Thursday, March 7, 2013

For Taco Tuesday (or Thursday!)

These are a hit in my house and even my crabby friend Jim loves them.  There's so much flavor going on that you don't really miss the meat..... however, see the end of the recipe for the ground turkey substitution.

Black Bean & Tofu Tacos
(serves 4, prep/cook time approx 30 minutes)

You will need:
  • 1 small onion, chopped (approx 1/2 cup)
  • 2 tsp. cumin
  • 2 tsp coriander
  • 1tsp chili powder OR Penzey Spices Arizona Heat (Salt Free)
  • 3 cloves garlic, minced or more depending on your preference 
  • 1 can Rotel original, drained (and if you want, rinsed to reduce sodium)
  • 1 can reduced sodium black beans, rinsed & drained
  • 3/4 pkg extra firm tofu, cubed
  • 4 wheat tortillas or 16 corn tortillas
Optional (extra ways to get your veggies!):
  • 1/2 cup fresh or frozen diced green pepper
  • 1/2 cup canned or frozen corn
Toppings, also optional:
  • 1/4 cup chopped cilantro
  • 1 Tbsp low-fat or fat free sour cream (or plain fat free greek yogurt)
  • 1 Tbsp low sodium salsa
  • 1 Tbsp shredded cheese (Mexican or Taco Blend will work, also consider low fat Mozzarella) 
Set stove to medium heat; Spray large pan lightly with olive oil cooking spray.
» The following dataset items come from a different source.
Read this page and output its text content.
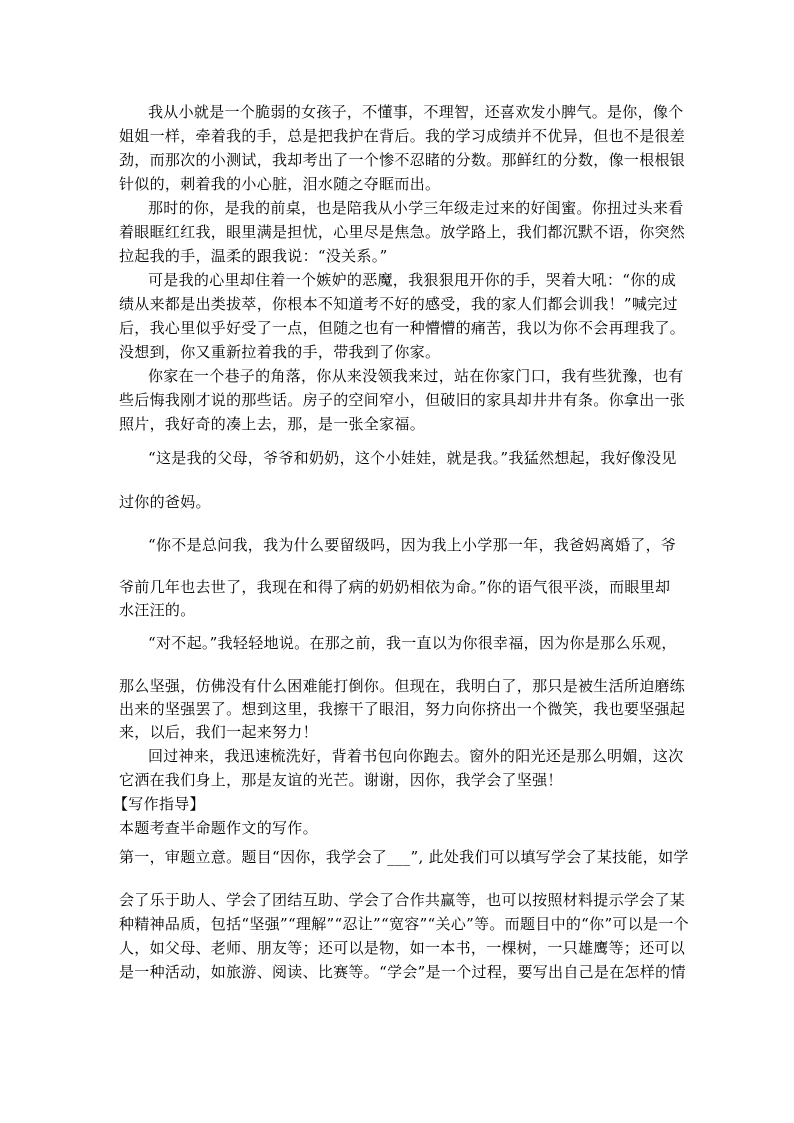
我从小就是一个脆弱的女孩子，不懂事，不理智，还喜欢发小脾气。是你，像个

姐姐一样，牵着我的手，总是把我护在背后。我的学习成绩并不优异，但也不是很差

劲，而那次的小测试，我却考出了一个惨不忍睹的分数。那鲜红的分数，像一根根银

针似的，刺着我的小心脏，泪水随之夺眶而出。

那时的你，是我的前桌，也是陪我从小学三年级走过来的好闺蜜。你扭过头来看

着眼眶红红我，眼里满是担忧，心里尽是焦急。放学路上，我们都沉默不语，你突然

拉起我的手，温柔的跟我说：“没关系。”

可是我的心里却住着一个嫉妒的恶魔，我狠狠甩开你的手，哭着大吼：“你的成

绩从来都是出类拔萃，你根本不知道考不好的感受，我的家人们都会训我！”喊完过

后，我心里似乎好受了一点，但随之也有一种懵懵的痛苦，我以为你不会再理我了。

没想到，你又重新拉着我的手，带我到了你家。

你家在一个巷子的角落，你从来没领我来过，站在你家门口，我有些犹豫，也有

些后悔我刚才说的那些话。房子的空间窄小，但破旧的家具却井井有条。你拿出一张

照片，我好奇的凑上去，那，是一张全家福。

“这是我的父母，爷爷和奶奶，这个小娃娃，就是我。”我猛然想起，我好像没见

过你的爸妈。

“你不是总问我，我为什么要留级吗，因为我上小学那一年，我爸妈离婚了，爷

爷前几年也去世了，我现在和得了病的奶奶相依为命。”你的语气很平淡，而眼里却

水汪汪的。

“对不起。”我轻轻地说。在那之前，我一直以为你很幸福，因为你是那么乐观，

那么坚强，仿佛没有什么困难能打倒你。但现在，我明白了，那只是被生活所迫磨练

出来的坚强罢了。想到这里，我擦干了眼泪，努力向你挤出一个微笑，我也要坚强起

来，以后，我们一起来努力！

回过神来，我迅速梳洗好，背着书包向你跑去。窗外的阳光还是那么明媚，这次

它洒在我们身上，那是友谊的光芒。谢谢，因你，我学会了坚强！

【写作指导】

本题考查半命题作文的写作。

第一，审题立意。题目“因你，我学会了___”, 此处我们可以填写学会了某技能，如学

会了乐于助人、学会了团结互助、学会了合作共赢等，也可以按照材料提示学会了某

种精神品质，包括“坚强”“理解”“忍让”“宽容”“关心”等。而题目中的“你”可以是一个

人，如父母、老师、朋友等；还可以是物，如一本书，一棵树，一只雄鹰等；还可以

是一种活动，如旅游、阅读、比赛等。“学会”是一个过程，要写出自己是在怎样的情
Saute chopped onion until translucent and brown at edges.  Add cumin, coriander and chili powder, cook for 1-2 minutes or fragrant.  Add garlic and cook another minute.  Add Rotel and black beans, simmer for 3-4 minutes.

*Meanwhile, warm tortillas in microwave or in oven; wrap in a dishtowel or place in warmer to maintain heat. If you want a crispy tortilla, warm them in another pan or skillet until they brown slightly.*

Add tofu to your bean mixture and use a slotted spoon to crumble; Simmer until moisture cooks off and mixture sticks together.  Remove from heat.
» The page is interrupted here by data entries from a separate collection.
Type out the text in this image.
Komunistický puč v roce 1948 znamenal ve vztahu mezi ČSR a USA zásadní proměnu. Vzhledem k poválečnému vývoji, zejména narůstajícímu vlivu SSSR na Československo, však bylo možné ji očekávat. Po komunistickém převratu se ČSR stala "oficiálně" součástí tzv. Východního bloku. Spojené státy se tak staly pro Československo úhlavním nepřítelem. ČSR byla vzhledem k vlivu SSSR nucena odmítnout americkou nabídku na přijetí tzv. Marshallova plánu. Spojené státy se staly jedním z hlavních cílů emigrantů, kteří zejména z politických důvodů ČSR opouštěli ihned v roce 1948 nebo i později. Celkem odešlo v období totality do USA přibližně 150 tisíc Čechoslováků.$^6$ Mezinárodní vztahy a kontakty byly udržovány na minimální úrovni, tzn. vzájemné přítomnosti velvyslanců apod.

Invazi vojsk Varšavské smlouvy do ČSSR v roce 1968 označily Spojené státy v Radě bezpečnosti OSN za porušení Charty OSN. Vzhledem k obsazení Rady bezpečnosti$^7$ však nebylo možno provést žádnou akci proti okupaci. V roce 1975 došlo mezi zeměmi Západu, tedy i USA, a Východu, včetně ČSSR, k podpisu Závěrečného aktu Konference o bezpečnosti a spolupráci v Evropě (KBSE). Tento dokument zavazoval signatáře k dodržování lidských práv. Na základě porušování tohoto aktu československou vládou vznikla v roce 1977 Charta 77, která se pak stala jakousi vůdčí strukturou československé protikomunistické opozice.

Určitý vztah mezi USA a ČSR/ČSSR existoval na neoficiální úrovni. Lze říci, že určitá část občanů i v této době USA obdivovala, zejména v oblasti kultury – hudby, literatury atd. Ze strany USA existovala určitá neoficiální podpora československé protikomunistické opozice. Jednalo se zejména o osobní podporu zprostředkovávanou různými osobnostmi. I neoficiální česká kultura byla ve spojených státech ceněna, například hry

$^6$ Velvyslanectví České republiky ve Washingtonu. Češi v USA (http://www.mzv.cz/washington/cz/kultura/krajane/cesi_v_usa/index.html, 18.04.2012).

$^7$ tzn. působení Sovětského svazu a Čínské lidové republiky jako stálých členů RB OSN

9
For wheat tortillas - spread with 1/2 cup mixture and top as desired (making sure to use only a tablespoon of each topping). Wheat tortillas can be high in sodium, so check the label while you're at the grocery store.

For corn tortillas - these crumble easily, so I suggest browning them in a skillet and using two per taco.  Spread with 1/4 cup mixture (you can have two of these because they are smaller!)

*If you wish, you can use 1/2 lb lean ground turkey in the place of tofu; In this case, you would
 season the turkey with spices and brown first (until no traces of pink remain) , then add onion, garlic, etc.